Mixed week on renditions accountability

This week saw two contrasting results emerging from courts in the United States and Italy regarding extraordinary rendition:
► In the United States, the case of Maher Arar (right) was once more rejected by the US Court of Appeals for the Second Circuit. (prior IntLawGrrls posts here)
► In Italy, however, 23 CIA agents were convicted in absentia in relation to their involvement in the ‘snatching’ of Egyptian Osama Moustafa Hassan Nasr from the streets of Milan in 2003. (prior IntLawGrrls posts here and here)
The contrast in the courts’ approaches in these cases could hardly be more pronounced.

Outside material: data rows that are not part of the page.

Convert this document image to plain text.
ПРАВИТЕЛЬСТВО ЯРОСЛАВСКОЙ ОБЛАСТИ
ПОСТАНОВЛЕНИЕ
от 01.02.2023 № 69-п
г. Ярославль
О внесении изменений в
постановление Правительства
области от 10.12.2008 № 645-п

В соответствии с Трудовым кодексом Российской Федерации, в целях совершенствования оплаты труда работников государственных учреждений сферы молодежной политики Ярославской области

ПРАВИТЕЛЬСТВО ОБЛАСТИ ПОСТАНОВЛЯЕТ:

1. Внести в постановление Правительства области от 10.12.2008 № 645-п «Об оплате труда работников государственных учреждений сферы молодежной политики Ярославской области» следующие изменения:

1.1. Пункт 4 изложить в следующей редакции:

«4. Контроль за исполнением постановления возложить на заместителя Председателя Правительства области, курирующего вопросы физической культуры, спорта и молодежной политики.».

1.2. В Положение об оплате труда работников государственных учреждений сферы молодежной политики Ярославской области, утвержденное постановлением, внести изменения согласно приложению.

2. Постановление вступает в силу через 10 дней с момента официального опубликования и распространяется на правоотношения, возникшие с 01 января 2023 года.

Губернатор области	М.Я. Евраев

In Arar (opinion available here), the Court refused to allow Canadian national Maher Arar to sue the United States for sending him to Syria where he was tortured because Congress had never expressly authorised such suits. Arar therefore failed to create what is known as a Bivens action, i.e. an action for breach of constitutional rights, in relation to extraordinary rendition. This was because, the Court held, the creation of a Bivens action in this respect would have implications of foreign policy and security activity. Congress could, of course, create such an action by statute but the Court would not do so itself. There is little doubt that this will be appealed.

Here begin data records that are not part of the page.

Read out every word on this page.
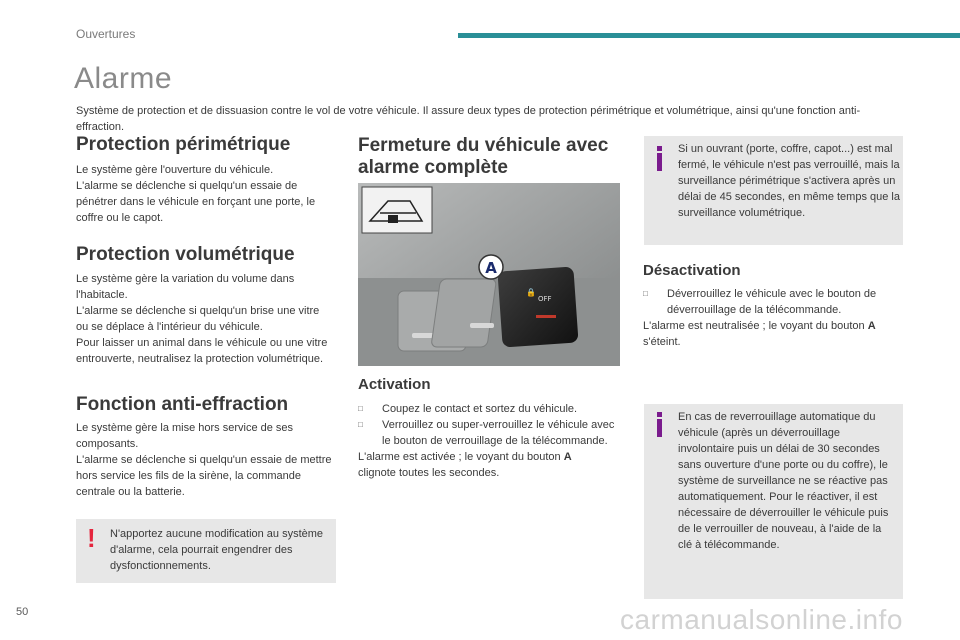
Ouvertures
Alarme
Système de protection et de dissuasion contre le vol de votre véhicule. Il assure deux types de protection périmétrique et volumétrique, ainsi qu'une fonction anti-effraction.
Protection périmétrique

Le système gère l'ouverture du véhicule.

L'alarme se déclenche si quelqu'un essaie de pénétrer dans le véhicule en forçant une porte, le coffre ou le capot.

Protection volumétrique

Le système gère la variation du volume dans l'habitacle.

L'alarme se déclenche si quelqu'un brise une vitre ou se déplace à l'intérieur du véhicule.

Pour laisser un animal dans le véhicule ou une vitre entrouverte, neutralisez la protection volumétrique.

Fonction anti-effraction

Le système gère la mise hors service de ses composants.

L'alarme se déclenche si quelqu'un essaie de mettre hors service les fils de la sirène, la commande centrale ou la batterie.

! N'apportez aucune modification au système d'alarme, cela pourrait engendrer des dysfonctionnements.
Fermeture du véhicule avec alarme complète
🔒
OFF
A
Activation
□ Coupez le contact et sortez du véhicule.
□ Verrouillez ou super-verrouillez le véhicule avec le bouton de verrouillage de la télécommande.

L'alarme est activée ; le voyant du bouton A
clignote toutes les secondes.

Si un ouvrant (porte, coffre, capot...) est mal fermé, le véhicule n'est pas verrouillé, mais la surveillance périmétrique s'activera après un délai de 45 secondes, en même temps que la surveillance volumétrique.
Désactivation
□ Déverrouillez le véhicule avec le bouton de déverrouillage de la télécommande.

L'alarme est neutralisée ; le voyant du bouton A
s'éteint.

En cas de reverrouillage automatique du véhicule (après un déverrouillage involontaire puis un délai de 30 secondes sans ouverture d'une porte ou du coffre), le système de surveillance ne se réactive pas automatiquement. Pour le réactiver, il est nécessaire de déverrouiller le véhicule puis de le verrouiller de nouveau, à l'aide de la clé à télécommande.
50	carmanualsonline.info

In Italy, in contrast, Judge Oscar Magi of the Fourth Chamber of the Court of Milan appeared to have little hesitation in convicting the 23 Americans for their involvement in rendition although there were a number of others who were not convicted as a result of diplomatic immunity and the withholding of evidence on national security grounds. This case is sure to be appealed, and no sentences are executed in Italy until all appeals are completed, but in any case the agents are not in custody. The US State Department expressed its disappointment at the verdict.
What is striking to me is the contrast in the approach of the courts in both of these cases. Although the Italian decision is available only in Italian and I am therefore relying on newspaper reports, it would appear that the judge was not swayed by arguments relating to the institutional appropriateness of judicial decision-making on matters of this nature. These kinds of arguments are often made in order to try to insulate so-called ‘security’ or ‘foreign affairs’ activity from judicial oversight and scrutiny, the claim being that deciding on such matters could have foreign affairs implications and is therefore inappropriate as foreign affairs are an executive function. Certainly these kinds of arguments seem to have formed part of the decision-making in the Second Circuit’s decision in Arar.

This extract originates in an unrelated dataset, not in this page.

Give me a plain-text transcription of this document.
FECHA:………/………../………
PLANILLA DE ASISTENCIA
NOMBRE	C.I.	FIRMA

Where these kinds of arguments are acceded to there is the danger that executive action becomes absolutely unimpeachable through judicial means and maintenance and re-establishment of the rule of law is therefore reliant on parliamentary (or so-called ‘democratic’) accountability mechanisms which, as I argue here in contradistinction to my co-author Fergal Davis, I am simply not convinced can work.
As a fan of judicial muscularity in relation to security-motivated counter-terrorist action I would certainly favour the approach of the Italian court to that of the 2nd Circuit.